Belo Horizonte, 24 (AE) - O cantor Alexandre Pires, líder do grupo de pagode Só Pra Contrariar (SPC), depôs hoje pela manhã no inquérito que investiga o acidente no qual morreu o vendedor José Ales Sobrinho, de 36 anos, em Uberlândia. Ele falou ao delegado de Trânsito de Uberlândia, Marco Antônio Noronha.
Alexandre é suspeito de ter provocado o acidente no dia 6, estar em alta velocidade e embriagado, além de omitido socorro à vítima, já que deixou o local antes da chegada da polícia. O cantor negou todas as acusações. Disse ainda que a vítima teria feito um ziguezague com a moto na sua frente, o que teria tornado impossível evitar a colisão.
De acordo com o inquérito, por volta das 7h30 da manhã do dia 6 Alexandre Pires, que acabara de sair de uma boate, dirigia seu jeep Cherokee por uma avenida, perto do aeroporto de Uberlândia. Depois de uma curva, ele atingiu a traseira de uma moto pilotada por Sobrinho. O vendedor foi levado em estado grave para o Hospital de Clínicas da cidade, onde morreu três dias depois.
Alegando estar abalado psicologicamente, o cantor deixou a cena do acidente, no carro de uma amiga, sem que policiais do Batalhão de Trânsito tivessem chegado. Ele não se apresentou desde então, escapando do teste do bafômetro e de outros exames que pudessem confirmar ou não a ingestão de bebida alcoólica.

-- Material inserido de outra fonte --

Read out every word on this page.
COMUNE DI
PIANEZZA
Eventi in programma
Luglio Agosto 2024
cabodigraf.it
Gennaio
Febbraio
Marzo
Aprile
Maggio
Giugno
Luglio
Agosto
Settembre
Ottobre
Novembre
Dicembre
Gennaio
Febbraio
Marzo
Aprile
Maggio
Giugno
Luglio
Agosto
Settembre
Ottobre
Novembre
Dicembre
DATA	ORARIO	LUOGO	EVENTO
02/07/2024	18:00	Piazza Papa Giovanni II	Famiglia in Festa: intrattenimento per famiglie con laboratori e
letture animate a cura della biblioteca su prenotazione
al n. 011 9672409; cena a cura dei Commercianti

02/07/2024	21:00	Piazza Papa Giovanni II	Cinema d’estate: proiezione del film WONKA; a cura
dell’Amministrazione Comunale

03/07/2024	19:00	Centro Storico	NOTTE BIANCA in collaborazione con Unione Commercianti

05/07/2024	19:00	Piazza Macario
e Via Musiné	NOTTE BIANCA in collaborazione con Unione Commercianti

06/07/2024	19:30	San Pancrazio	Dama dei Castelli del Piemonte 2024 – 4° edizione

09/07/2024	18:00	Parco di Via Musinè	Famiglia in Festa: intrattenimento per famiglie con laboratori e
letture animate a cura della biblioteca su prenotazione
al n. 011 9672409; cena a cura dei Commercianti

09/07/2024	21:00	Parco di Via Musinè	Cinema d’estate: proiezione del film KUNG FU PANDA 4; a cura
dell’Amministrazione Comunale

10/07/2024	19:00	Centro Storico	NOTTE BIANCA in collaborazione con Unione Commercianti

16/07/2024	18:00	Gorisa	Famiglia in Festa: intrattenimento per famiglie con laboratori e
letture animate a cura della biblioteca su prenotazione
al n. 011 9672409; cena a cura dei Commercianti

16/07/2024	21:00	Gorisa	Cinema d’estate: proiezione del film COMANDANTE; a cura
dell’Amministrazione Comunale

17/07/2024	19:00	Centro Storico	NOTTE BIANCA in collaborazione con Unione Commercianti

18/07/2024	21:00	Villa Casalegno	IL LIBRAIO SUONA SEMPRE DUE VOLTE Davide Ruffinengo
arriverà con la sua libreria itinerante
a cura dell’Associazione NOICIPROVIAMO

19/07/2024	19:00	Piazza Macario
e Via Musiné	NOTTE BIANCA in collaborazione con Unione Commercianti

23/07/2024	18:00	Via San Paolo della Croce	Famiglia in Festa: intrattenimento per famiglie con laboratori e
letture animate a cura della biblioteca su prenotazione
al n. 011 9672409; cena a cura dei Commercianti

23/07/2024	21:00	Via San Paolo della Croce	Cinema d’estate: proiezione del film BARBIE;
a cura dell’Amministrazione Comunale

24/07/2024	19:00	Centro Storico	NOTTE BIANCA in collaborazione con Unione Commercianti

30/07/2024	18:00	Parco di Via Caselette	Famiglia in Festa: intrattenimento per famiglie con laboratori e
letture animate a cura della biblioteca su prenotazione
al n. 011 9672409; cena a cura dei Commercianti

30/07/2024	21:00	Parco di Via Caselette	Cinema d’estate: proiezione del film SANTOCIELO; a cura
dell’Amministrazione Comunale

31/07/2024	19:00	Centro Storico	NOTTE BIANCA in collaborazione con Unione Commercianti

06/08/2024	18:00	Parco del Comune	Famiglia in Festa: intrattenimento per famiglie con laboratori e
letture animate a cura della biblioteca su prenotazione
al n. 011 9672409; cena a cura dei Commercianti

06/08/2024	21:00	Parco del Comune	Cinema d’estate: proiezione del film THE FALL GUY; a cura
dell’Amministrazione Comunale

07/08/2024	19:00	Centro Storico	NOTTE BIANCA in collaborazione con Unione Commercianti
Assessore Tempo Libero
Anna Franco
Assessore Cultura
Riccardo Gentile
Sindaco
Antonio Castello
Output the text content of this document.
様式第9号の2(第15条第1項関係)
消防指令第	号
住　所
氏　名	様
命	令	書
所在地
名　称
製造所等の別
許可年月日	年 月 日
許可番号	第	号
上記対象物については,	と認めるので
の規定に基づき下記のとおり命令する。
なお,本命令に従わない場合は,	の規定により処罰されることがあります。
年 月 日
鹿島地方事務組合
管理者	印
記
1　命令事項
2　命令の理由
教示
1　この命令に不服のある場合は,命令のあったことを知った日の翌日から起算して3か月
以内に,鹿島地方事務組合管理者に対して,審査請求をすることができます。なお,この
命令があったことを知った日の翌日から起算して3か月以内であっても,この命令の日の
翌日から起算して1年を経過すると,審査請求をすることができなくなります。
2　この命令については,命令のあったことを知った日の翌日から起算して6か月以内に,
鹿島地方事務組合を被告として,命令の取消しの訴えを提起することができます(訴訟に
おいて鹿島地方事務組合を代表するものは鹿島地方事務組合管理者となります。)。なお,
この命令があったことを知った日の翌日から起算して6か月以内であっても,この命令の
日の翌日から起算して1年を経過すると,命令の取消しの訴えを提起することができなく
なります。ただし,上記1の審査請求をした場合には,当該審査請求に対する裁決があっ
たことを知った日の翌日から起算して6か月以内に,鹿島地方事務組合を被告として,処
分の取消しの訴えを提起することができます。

Testemunhas ouvidas pelo delegado nas últimas duas semanas afirmaram que o músico tomou uísque na boate. Também o acusaram de estar correndo mais do que o permitido na hora do acidente. Em seu depoimento, que durou 1h35, de acordo com o delegado, Alexandre, acompanhado de assessores e familiares, garantiu que só tomou "bebidas energéticas" na casa noturna Coliseu.
O copo, no qual colocou pedras de gelo, seria semelhante ao usado para beber uísque. Ele disse que ficou no local entre as 2h e 5h. De lá, seguiu para o apartamento do irmão e baterista do SPC, Fernando Pires. Depois, iria para a casa dos pais, no bairro Mansões do Aeroporto, onde pegaria objetos pessoais para embarcar para São Paulo. A colisão aconteceu neste trajeto.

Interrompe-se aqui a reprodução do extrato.